Azerbaijan’s Armed Forces foiled on Saturday a provocation attempt of the illegal Armenian armed detachments in the Karabakh (Garabagh) region, the country’s defense ministry reported.
“In the morning of March 26, the members of the illegal Armenian armed detachment, taking advantage of foggy weather conditions and limited visibility, attempted to commit provocation against the units of the Azerbaijan Army,” reads a statement issued by the ministry.
Immediate preventive measures forced the saboteurs to retreat, according to a report.
According to the ministry, the facts about the incident have been conveyed to the command of the Russian peacekeeping contingent and the Russian-Turkish Joint Monitoring Center.
The attempt to commit a provocation followed the information spread by Armenian sources about the alleged escalation of tension by the Azerbaijani armed forces.
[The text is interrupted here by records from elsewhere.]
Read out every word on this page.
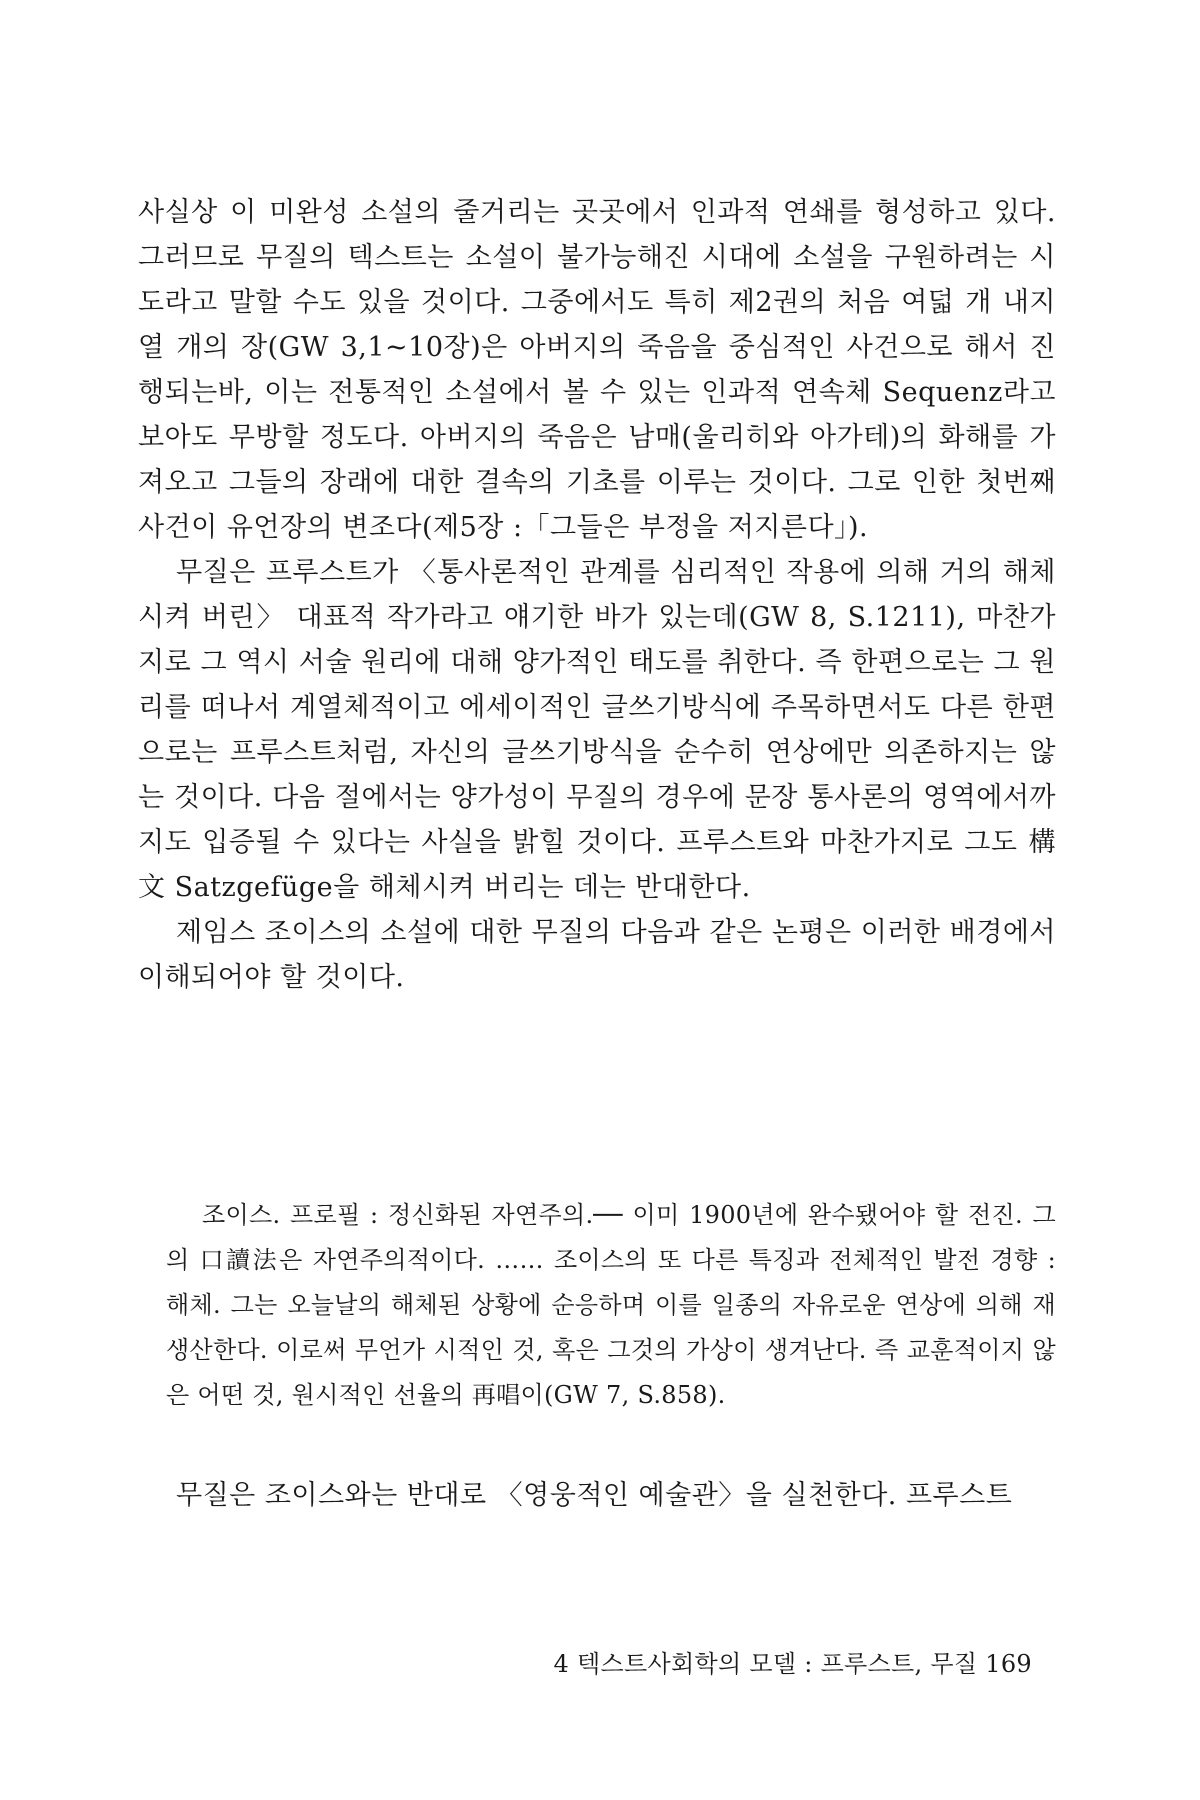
사실상 이 미완성 소설의 줄거리는 곳곳에서 인과적 연쇄를 형성하고 있다. 그러므로 무질의 텍스트는 소설이 불가능해진 시대에 소설을 구원하려는 시도라고 말할 수도 있을 것이다. 그중에서도 특히 제2권의 처음 여덟 개 내지 열 개의 장(GW 3,1~10장)은 아버지의 죽음을 중심적인 사건으로 해서 진행되는바, 이는 전통적인 소설에서 볼 수 있는 인과적 연속체 Sequenz라고 보아도 무방할 정도다. 아버지의 죽음은 남매(울리히와 아가테)의 화해를 가져오고 그들의 장래에 대한 결속의 기초를 이루는 것이다. 그로 인한 첫번째 사건이 유언장의 변조다(제5장 :「그들은 부정을 저지른다」).

무질은 프루스트가 〈통사론적인 관계를 심리적인 작용에 의해 거의 해체시켜 버린〉 대표적 작가라고 얘기한 바가 있는데(GW 8, S.1211), 마찬가지로 그 역시 서술 원리에 대해 양가적인 태도를 취한다. 즉 한편으로는 그 원리를 떠나서 계열체적이고 에세이적인 글쓰기방식에 주목하면서도 다른 한편으로는 프루스트처럼, 자신의 글쓰기방식을 순수히 연상에만 의존하지는 않는 것이다. 다음 절에서는 양가성이 무질의 경우에 문장 통사론의 영역에서까지도 입증될 수 있다는 사실을 밝힐 것이다. 프루스트와 마찬가지로 그도 構文 Satzgefüge을 해체시켜 버리는 데는 반대한다.

제임스 조이스의 소설에 대한 무질의 다음과 같은 논평은 이러한 배경에서 이해되어야 할 것이다.

조이스. 프로필 : 정신화된 자연주의.── 이미 1900년에 완수됐어야 할 전진. 그의 口讀法은 자연주의적이다. …… 조이스의 또 다른 특징과 전체적인 발전 경향 : 해체. 그는 오늘날의 해체된 상황에 순응하며 이를 일종의 자유로운 연상에 의해 재생산한다. 이로써 무언가 시적인 것, 혹은 그것의 가상이 생겨난다. 즉 교훈적이지 않은 어떤 것, 원시적인 선율의 再唱이(GW 7, S.858).

무질은 조이스와는 반대로 〈영웅적인 예술관〉을 실천한다. 프루스트

4 텍스트사회학의 모델 : 프루스트, 무질 169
In a statement issued on March 24, Azerbaijan’s Defense Ministry stressed that this information does not reflect reality and that the Armenian side tries to “create an atmosphere that can trigger deliberate hysteria, confuse and mislead the public.”
“Positions and deployment locations are being clarified on spot, no clashes or incidents have occurred,” the ministry reported.
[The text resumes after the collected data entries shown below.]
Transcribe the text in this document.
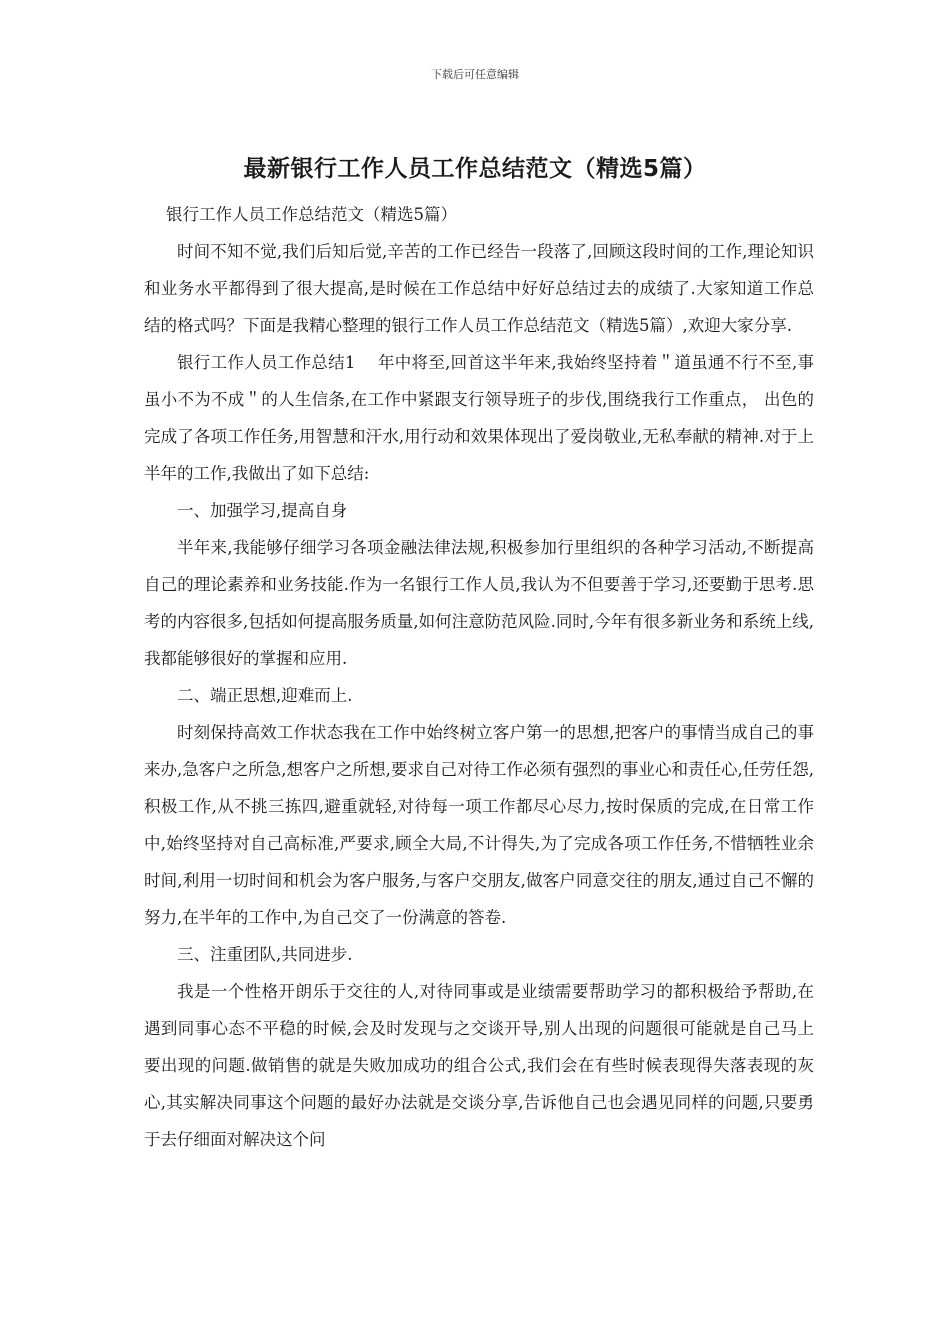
下载后可任意编辑
最新银行工作人员工作总结范文（精选5篇）

银行工作人员工作总结范文（精选5篇）

时间不知不觉,我们后知后觉,辛苦的工作已经告一段落了,回顾这段时间的工作,理论知识和业务水平都得到了很大提高,是时候在工作总结中好好总结过去的成绩了.大家知道工作总结的格式吗？下面是我精心整理的银行工作人员工作总结范文（精选5篇）,欢迎大家分享.

银行工作人员工作总结1　 年中将至,回首这半年来,我始终坚持着＂道虽通不行不至,事虽小不为不成＂的人生信条,在工作中紧跟支行领导班子的步伐,围绕我行工作重点， 出色的完成了各项工作任务,用智慧和汗水,用行动和效果体现出了爱岗敬业,无私奉献的精神.对于上半年的工作,我做出了如下总结:

一、加强学习,提高自身

半年来,我能够仔细学习各项金融法律法规,积极参加行里组织的各种学习活动,不断提高自己的理论素养和业务技能.作为一名银行工作人员,我认为不但要善于学习,还要勤于思考.思考的内容很多,包括如何提高服务质量,如何注意防范风险.同时,今年有很多新业务和系统上线,我都能够很好的掌握和应用.

二、端正思想,迎难而上.

时刻保持高效工作状态我在工作中始终树立客户第一的思想,把客户的事情当成自己的事来办,急客户之所急,想客户之所想,要求自己对待工作必须有强烈的事业心和责任心,任劳任怨,积极工作,从不挑三拣四,避重就轻,对待每一项工作都尽心尽力,按时保质的完成,在日常工作中,始终坚持对自己高标准,严要求,顾全大局,不计得失,为了完成各项工作任务,不惜牺牲业余时间,利用一切时间和机会为客户服务,与客户交朋友,做客户同意交往的朋友,通过自己不懈的努力,在半年的工作中,为自己交了一份满意的答卷.

三、注重团队,共同进步.

我是一个性格开朗乐于交往的人,对待同事或是业绩需要帮助学习的都积极给予帮助,在遇到同事心态不平稳的时候,会及时发现与之交谈开导,别人出现的问题很可能就是自己马上要出现的问题.做销售的就是失败加成功的组合公式,我们会在有些时候表现得失落表现的灰心,其实解决同事这个问题的最好办法就是交谈分享,告诉他自己也会遇见同样的问题,只要勇于去仔细面对解决这个问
Azerbaijan’s Foreign Ministry also blamed Yerevan for misleading the international community with such disinformation. The ministry called on the Armenian authorities to abandon political manipulation and start doing real work to maintain peace in the region.
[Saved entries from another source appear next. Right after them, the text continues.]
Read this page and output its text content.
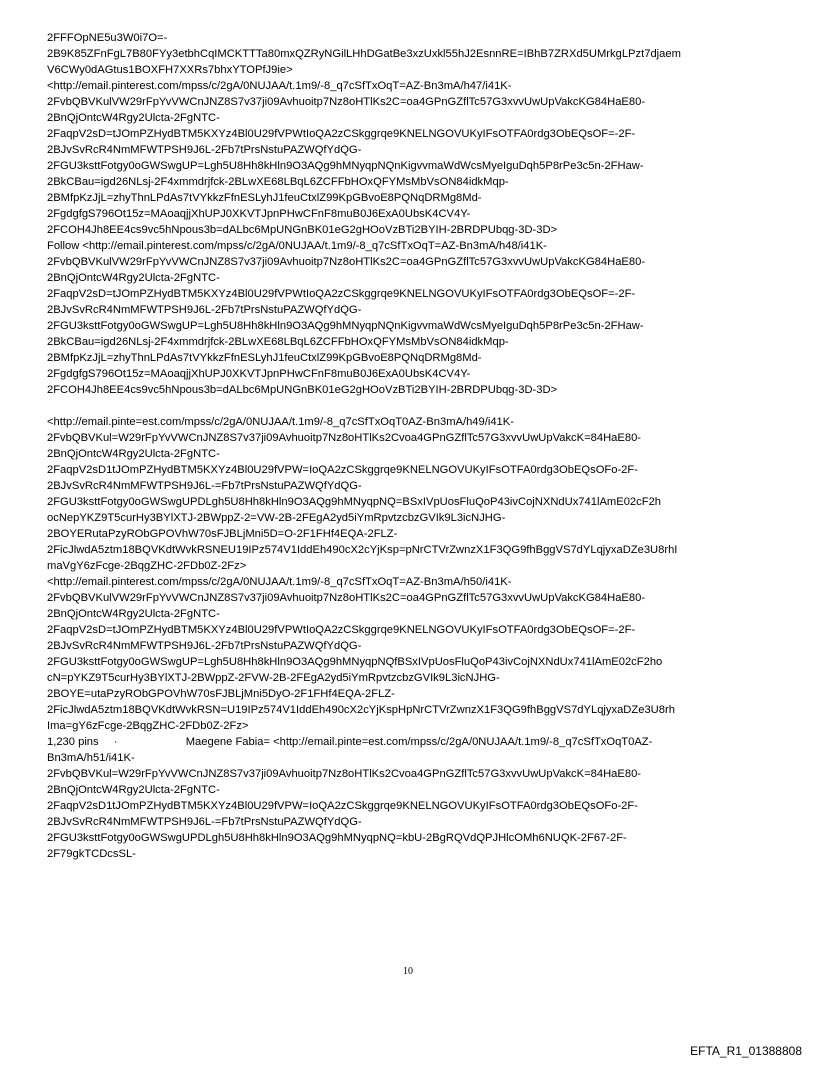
2FFFOpNE5u3W0i7O=-
2B9K85ZFnFgL7B80FYy3etbhCqIMCKTTTa80mxQZRyNGilLHhDGatBe3xzUxkl55hJ2EsnnRE=IBhB7ZRXd5UMrkgLPzt7djaem
V6CWy0dAGtus1BOXFH7XXRs7bhxYTOPfJ9ie>
<http://email.pinterest.com/mpss/c/2gA/0NUJAA/t.1m9/-8_q7cSfTxOqT=AZ-Bn3mA/h47/i41K-
2FvbQBVKulVW29rFpYvVWCnJNZ8S7v37ji09Avhuoitp7Nz8oHTlKs2C=oa4GPnGZflTc57G3xvvUwUpVakcKG84HaE80-
2BnQjOntcW4Rgy2Ulcta-2FgNTC-
2FaqpV2sD=tJOmPZHydBTM5KXYz4Bl0U29fVPWtIoQA2zCSkggrqe9KNELNGOVUKyIFsOTFA0rdg3ObEQsOF=-2F-
2BJvSvRcR4NmMFWTPSH9J6L-2Fb7tPrsNstuPAZWQfYdQG-
2FGU3ksttFotgy0oGWSwgUP=Lgh5U8Hh8kHln9O3AQg9hMNyqpNQnKigvvmaWdWcsMyeIguDqh5P8rPe3c5n-2FHaw-
2BkCBau=igd26NLsj-2F4xmmdrjfck-2BLwXE68LBqL6ZCFFbHOxQFYMsMbVsON84idkMqp-
2BMfpKzJjL=zhyThnLPdAs7tVYkkzFfnESLyhJ1feuCtxlZ99KpGBvoE8PQNqDRMg8Md-
2FgdgfgS796Ot15z=MAoaqjjXhUPJ0XKVTJpnPHwCFnF8muB0J6ExA0UbsK4CV4Y-
2FCOH4Jh8EE4cs9vc5hNpous3b=dALbc6MpUNGnBK01eG2gHOoVzBTi2BYIH-2BRDPUbqg-3D-3D>
Follow <http://email.pinterest.com/mpss/c/2gA/0NUJAA/t.1m9/-8_q7cSfTxOqT=AZ-Bn3mA/h48/i41K-
2FvbQBVKulVW29rFpYvVWCnJNZ8S7v37ji09Avhuoitp7Nz8oHTlKs2C=oa4GPnGZflTc57G3xvvUwUpVakcKG84HaE80-
2BnQjOntcW4Rgy2Ulcta-2FgNTC-
2FaqpV2sD=tJOmPZHydBTM5KXYz4Bl0U29fVPWtIoQA2zCSkggrqe9KNELNGOVUKyIFsOTFA0rdg3ObEQsOF=-2F-
2BJvSvRcR4NmMFWTPSH9J6L-2Fb7tPrsNstuPAZWQfYdQG-
2FGU3ksttFotgy0oGWSwgUP=Lgh5U8Hh8kHln9O3AQg9hMNyqpNQnKigvvmaWdWcsMyeIguDqh5P8rPe3c5n-2FHaw-
2BkCBau=igd26NLsj-2F4xmmdrjfck-2BLwXE68LBqL6ZCFFbHOxQFYMsMbVsON84idkMqp-
2BMfpKzJjL=zhyThnLPdAs7tVYkkzFfnESLyhJ1feuCtxlZ99KpGBvoE8PQNqDRMg8Md-
2FgdgfgS796Ot15z=MAoaqjjXhUPJ0XKVTJpnPHwCFnF8muB0J6ExA0UbsK4CV4Y-
2FCOH4Jh8EE4cs9vc5hNpous3b=dALbc6MpUNGnBK01eG2gHOoVzBTi2BYIH-2BRDPUbqg-3D-3D>
<http://email.pinte=est.com/mpss/c/2gA/0NUJAA/t.1m9/-8_q7cSfTxOqT0AZ-Bn3mA/h49/i41K-
2FvbQBVKul=W29rFpYvVWCnJNZ8S7v37ji09Avhuoitp7Nz8oHTlKs2Cvoa4GPnGZflTc57G3xvvUwUpVakcK=84HaE80-
2BnQjOntcW4Rgy2Ulcta-2FgNTC-
2FaqpV2sD1tJOmPZHydBTM5KXYz4Bl0U29fVPW=IoQA2zCSkggrqe9KNELNGOVUKyIFsOTFA0rdg3ObEQsOFo-2F-
2BJvSvRcR4NmMFWTPSH9J6L-=Fb7tPrsNstuPAZWQfYdQG-
2FGU3ksttFotgy0oGWSwgUPDLgh5U8Hh8kHln9O3AQg9hMNyqpNQ=BSxIVpUosFluQoP43ivCojNXNdUx741lAmE02cF2h
ocNepYKZ9T5curHy3BYlXTJ-2BWppZ-2=VW-2B-2FEgA2yd5iYmRpvtzcbzGVIk9L3icNJHG-
2BOYERutaPzyRObGPOVhW70sFJBLjMni5D=O-2F1FHf4EQA-2FLZ-
2FicJlwdA5ztm18BQVKdtWvkRSNEU19IPz574V1IddEh490cX2cYjKsp=pNrCTVrZwnzX1F3QG9fhBggVS7dYLqjyxaDZe3U8rhI
maVgY6zFcge-2BqgZHC-2FDb0Z-2Fz>
<http://email.pinterest.com/mpss/c/2gA/0NUJAA/t.1m9/-8_q7cSfTxOqT=AZ-Bn3mA/h50/i41K-
2FvbQBVKulVW29rFpYvVWCnJNZ8S7v37ji09Avhuoitp7Nz8oHTlKs2C=oa4GPnGZflTc57G3xvvUwUpVakcKG84HaE80-
2BnQjOntcW4Rgy2Ulcta-2FgNTC-
2FaqpV2sD=tJOmPZHydBTM5KXYz4Bl0U29fVPWtIoQA2zCSkggrqe9KNELNGOVUKyIFsOTFA0rdg3ObEQsOF=-2F-
2BJvSvRcR4NmMFWTPSH9J6L-2Fb7tPrsNstuPAZWQfYdQG-
2FGU3ksttFotgy0oGWSwgUP=Lgh5U8Hh8kHln9O3AQg9hMNyqpNQfBSxIVpUosFluQoP43ivCojNXNdUx741lAmE02cF2ho
cN=pYKZ9T5curHy3BYlXTJ-2BWppZ-2FVW-2B-2FEgA2yd5iYmRpvtzcbzGVIk9L3icNJHG-
2BOYE=utaPzyRObGPOVhW70sFJBLjMni5DyO-2F1FHf4EQA-2FLZ-
2FicJlwdA5ztm18BQVKdtWvkRSN=U19IPz574V1IddEh490cX2cYjKspHpNrCTVrZwnzX1F3QG9fhBggVS7dYLqjyxaDZe3U8rh
Ima=gY6zFcge-2BqgZHC-2FDb0Z-2Fz>
1,230 pins ·	Maegene Fabia= <http://email.pinte=est.com/mpss/c/2gA/0NUJAA/t.1m9/-8_q7cSfTxOqT0AZ-
Bn3mA/h51/i41K-
2FvbQBVKul=W29rFpYvVWCnJNZ8S7v37ji09Avhuoitp7Nz8oHTlKs2Cvoa4GPnGZflTc57G3xvvUwUpVakcK=84HaE80-
2BnQjOntcW4Rgy2Ulcta-2FgNTC-
2FaqpV2sD1tJOmPZHydBTM5KXYz4Bl0U29fVPW=IoQA2zCSkggrqe9KNELNGOVUKyIFsOTFA0rdg3ObEQsOFo-2F-
2BJvSvRcR4NmMFWTPSH9J6L-=Fb7tPrsNstuPAZWQfYdQG-
2FGU3ksttFotgy0oGWSwgUPDLgh5U8Hh8kHln9O3AQg9hMNyqpNQ=kbU-2BgRQVdQPJHlcOMh6NUQK-2F67-2F-
2F79gkTCDcsSL-
10
EFTA_R1_01388808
“At present, the only way to ensure peace and stability in the region is the full implementation of the provisions of the joint statements, including the complete withdrawal of the remnants of Armenian illegal formations from the region and the normalization of relations on the basis of the principles of international law,” the ministry said in a statement on Friday.
Armenia and Azerbaijan had been locked in a decades-old armed conflict over the latter’s Karabakh (Garabagh) region. Following the Soviet Union’s dissolution in 1991, Armenia launched full-blown military aggression against Azerbaijan, marking the longest and deadliest war in the South Caucasus region. The bloody war ended with a ceasefire in 1994, which saw Armenia forcibly occupying 20 percent of Azerbaijan’s internationally recognized territories. Over 30,000 Azerbaijanis were killed, 3,890 went missing, and one million others were expelled from those lands in a brutal ethnic cleansing policy conducted by Armenia.
On September 27, 2020, the Armenia-Azerbaijan conflict took a violent turn when Armenia’s forces deployed in the occupied Azerbaijani lands shelled military positions and civilian settlements of Azerbaijan. During the counter-attack operations that lasted 44 days, Azerbaijani forces liberated over 300 settlements, including the cities of Jabrayil, Fuzuli, Zangilan, Gubadli, and Shusha, from nearly 30-year-long illegal Armenian occupation. The war ended with signing a tripartite statement by Armenia, Azerbaijan, and Russia on November 10, 2020. Under the agreement, Armenia also returned the occupied Aghdam, Kalbajar, and Lachin districts to Azerbaijan.
The document ordered the deployment of the Russian peacekeepers to the area and the complete withdrawal of the Armenian armed forces from the Karabakh region.
However, Armenia's authorities have failed to deliver on their commitments despite the relevant calls of the Azerbaijani authorities. The armed detachments are seen operating illegally in the Azerbaijani territories where the Russian peacekeeping mission is temporarily deployed.
The illegal armed gangs have been regularly firing at the positions of the Azerbaijani army and have also resorted to armed provocations, terror activities, and infiltration attempts. In addition, they have carried out engineering and fortification work, trying to build new positions, digging trenches, and creating a defensive zone.